# Need Help with my 3HP Murray Snowblower



## LittleLady (Nov 29, 2008)

Hello Fellas. I have a small little snowblower - a Murray 3HP/ 20" - and the thing wont start this year. I had done what it said to start it - Turn key to on, turn the choke to "on", prime 4 times and pull cord, and still no start. Then I tried to empty out all the gas/oil mix thinking it wasnt mixed well or that there was some old gas still left in the thing and refilled it with the 1:50 ratio, nothing happened. Then I thought it might need a new spark plug since its 2 years old. When I changed it the old one had some black junk stuff on it, so I believe that means that it was running too rich last year, and I changed the spark plug, and tried again. Still its not running. It just sounds like a lawn mower and not catching a spark but I know there is a spark. Any ideas on what else I should try. Im ready to take a baseball bat to the thing. Help!


----------



## justin3 (Apr 10, 2007)

Put a little oil/gas down the spark plug hole, then put the plug back in and try to start it. If it starts and then dies you know you have compression, spark and your problem lies within your fuel system. Maybe a dirty carburator due to old gas.


----------



## Lawnmowertech (Nov 12, 2008)

LittleLady said:


> Hello Fellas. I have a small little snowblower - a Murray 3HP/ 20" - and the thing wont start this year. I had done what it said to start it - Turn key to on, turn the choke to "on", prime 4 times and pull cord, and still no start. Then I tried to empty out all the gas/oil mix thinking it wasnt mixed well or that there was some old gas still left in the thing and refilled it with the 1:50 ratio, nothing happened. Then I thought it might need a new spark plug since its 2 years old. When I changed it the old one had some black junk stuff on it, so I believe that means that it was running too rich last year, and I changed the spark plug, and tried again. Still its not running. It just sounds like a lawn mower and not catching a spark but I know there is a spark. Any ideas on what else I should try. Im ready to take a baseball bat to the thing. Help!

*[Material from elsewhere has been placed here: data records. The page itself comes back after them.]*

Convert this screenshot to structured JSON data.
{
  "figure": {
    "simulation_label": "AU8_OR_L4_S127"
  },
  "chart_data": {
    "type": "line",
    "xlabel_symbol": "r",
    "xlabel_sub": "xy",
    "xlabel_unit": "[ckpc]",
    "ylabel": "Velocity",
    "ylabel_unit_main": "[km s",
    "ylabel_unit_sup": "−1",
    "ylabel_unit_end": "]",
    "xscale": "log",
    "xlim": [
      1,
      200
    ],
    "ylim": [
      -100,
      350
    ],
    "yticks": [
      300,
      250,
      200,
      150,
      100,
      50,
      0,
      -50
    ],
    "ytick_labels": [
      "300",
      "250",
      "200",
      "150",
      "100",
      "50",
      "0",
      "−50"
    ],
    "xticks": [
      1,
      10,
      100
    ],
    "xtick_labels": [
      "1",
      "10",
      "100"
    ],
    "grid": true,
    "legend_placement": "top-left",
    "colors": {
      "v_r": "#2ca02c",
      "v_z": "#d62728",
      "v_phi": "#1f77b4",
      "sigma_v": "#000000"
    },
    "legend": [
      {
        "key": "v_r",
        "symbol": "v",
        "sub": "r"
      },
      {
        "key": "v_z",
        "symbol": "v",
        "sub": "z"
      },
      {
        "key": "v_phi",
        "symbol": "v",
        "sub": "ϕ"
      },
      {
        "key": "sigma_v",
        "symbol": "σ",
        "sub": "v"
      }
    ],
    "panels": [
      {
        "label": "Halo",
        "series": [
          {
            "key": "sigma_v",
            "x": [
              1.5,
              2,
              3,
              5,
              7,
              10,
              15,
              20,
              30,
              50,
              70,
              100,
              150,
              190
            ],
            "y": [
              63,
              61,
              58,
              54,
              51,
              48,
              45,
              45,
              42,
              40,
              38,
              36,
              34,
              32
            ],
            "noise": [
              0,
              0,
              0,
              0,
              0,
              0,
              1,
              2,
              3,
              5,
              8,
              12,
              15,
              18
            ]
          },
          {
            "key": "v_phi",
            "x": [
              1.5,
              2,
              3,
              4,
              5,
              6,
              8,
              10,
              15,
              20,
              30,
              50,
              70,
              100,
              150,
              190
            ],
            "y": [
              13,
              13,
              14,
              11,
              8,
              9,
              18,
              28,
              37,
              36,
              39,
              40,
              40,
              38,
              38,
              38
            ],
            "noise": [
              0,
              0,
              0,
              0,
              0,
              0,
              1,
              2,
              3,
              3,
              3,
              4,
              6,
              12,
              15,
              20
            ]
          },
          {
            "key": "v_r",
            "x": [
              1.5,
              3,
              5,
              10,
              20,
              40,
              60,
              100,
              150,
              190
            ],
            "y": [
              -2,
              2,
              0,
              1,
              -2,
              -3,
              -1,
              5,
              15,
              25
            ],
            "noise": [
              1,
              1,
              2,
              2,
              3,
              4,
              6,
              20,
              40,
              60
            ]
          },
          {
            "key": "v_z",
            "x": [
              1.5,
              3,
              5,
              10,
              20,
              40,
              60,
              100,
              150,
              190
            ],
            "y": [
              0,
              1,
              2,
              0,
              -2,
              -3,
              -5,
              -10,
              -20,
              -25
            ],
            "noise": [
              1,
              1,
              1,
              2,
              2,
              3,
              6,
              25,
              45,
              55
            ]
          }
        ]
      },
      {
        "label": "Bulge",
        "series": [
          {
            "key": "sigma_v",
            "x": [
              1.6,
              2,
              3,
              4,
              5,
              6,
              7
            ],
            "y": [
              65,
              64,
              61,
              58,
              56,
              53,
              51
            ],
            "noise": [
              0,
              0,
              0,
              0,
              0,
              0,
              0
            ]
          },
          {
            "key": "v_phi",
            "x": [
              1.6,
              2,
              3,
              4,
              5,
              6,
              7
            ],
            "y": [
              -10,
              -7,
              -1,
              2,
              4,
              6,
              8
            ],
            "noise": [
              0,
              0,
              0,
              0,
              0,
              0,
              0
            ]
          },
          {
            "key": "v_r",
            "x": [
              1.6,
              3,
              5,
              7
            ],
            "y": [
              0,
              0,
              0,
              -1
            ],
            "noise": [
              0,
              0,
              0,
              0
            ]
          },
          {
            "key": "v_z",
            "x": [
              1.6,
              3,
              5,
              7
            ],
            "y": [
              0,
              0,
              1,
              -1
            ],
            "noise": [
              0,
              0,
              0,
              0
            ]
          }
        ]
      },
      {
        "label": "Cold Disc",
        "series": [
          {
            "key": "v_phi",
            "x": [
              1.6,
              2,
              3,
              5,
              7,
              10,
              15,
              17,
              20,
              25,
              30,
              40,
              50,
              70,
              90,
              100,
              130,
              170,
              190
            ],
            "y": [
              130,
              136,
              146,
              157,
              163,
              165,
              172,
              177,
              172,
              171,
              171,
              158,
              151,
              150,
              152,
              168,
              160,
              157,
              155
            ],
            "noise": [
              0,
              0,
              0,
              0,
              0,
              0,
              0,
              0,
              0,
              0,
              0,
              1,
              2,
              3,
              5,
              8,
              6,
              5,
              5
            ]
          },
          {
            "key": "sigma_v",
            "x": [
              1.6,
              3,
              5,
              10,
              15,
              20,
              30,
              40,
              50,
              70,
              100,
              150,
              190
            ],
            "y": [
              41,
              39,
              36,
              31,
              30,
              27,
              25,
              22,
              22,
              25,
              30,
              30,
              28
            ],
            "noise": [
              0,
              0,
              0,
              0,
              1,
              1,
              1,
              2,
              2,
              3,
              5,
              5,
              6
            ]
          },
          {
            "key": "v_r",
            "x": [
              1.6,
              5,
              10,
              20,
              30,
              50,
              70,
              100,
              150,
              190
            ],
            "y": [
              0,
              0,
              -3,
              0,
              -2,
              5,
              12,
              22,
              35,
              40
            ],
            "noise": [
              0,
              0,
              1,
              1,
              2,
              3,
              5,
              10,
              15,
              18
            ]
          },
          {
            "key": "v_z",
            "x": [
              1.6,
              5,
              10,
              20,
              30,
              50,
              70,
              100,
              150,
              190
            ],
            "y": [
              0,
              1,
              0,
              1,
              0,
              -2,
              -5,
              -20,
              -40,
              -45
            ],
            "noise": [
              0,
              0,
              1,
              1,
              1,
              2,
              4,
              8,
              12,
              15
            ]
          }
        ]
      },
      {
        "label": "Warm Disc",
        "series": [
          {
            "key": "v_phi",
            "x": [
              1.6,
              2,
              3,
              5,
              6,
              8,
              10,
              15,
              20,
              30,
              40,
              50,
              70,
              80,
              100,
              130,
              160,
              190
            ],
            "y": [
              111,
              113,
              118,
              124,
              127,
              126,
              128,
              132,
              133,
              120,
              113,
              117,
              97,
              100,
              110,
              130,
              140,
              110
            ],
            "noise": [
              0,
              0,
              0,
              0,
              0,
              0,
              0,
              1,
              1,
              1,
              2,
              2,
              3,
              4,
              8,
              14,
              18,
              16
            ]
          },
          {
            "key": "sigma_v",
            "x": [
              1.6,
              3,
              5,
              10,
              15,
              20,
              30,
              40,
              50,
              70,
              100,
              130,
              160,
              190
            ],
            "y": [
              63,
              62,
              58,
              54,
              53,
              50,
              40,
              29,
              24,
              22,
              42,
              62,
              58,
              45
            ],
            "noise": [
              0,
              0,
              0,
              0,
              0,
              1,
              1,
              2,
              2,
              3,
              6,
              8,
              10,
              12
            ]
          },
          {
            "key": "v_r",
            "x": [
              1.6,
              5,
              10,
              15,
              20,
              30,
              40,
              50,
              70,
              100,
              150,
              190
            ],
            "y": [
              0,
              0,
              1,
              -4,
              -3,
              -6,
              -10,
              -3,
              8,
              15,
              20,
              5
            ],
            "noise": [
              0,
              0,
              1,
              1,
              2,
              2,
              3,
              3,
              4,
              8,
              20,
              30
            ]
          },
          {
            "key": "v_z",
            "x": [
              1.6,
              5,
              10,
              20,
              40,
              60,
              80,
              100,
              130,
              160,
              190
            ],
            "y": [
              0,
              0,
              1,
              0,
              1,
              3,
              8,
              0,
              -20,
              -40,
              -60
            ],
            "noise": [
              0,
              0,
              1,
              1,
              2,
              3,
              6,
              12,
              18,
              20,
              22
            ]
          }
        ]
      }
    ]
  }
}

littlelady can you tell me the model # off the engine so i can see what can be causing your issue thanks i have set this thread to email me when it gets a reply so i will know when it is replyed too 
thanks 
calvin


----------



## RealFields (Feb 3, 2021)

Lawnmowertech said:


> littlelady can you tell me the model # off the engine so i can see what can be causing your issue thanks i have set this thread to email me when it gets a reply so i will know when it is replyed too
> thanks
> calvin


Hey everyone happy new year I have the same problem that little lady was having with my murray model # F2030100 I have many elderly & ILL neighbors so i'm trying to get this thing running so I can clear their yards driveways ect .. thanks a bunch.


----------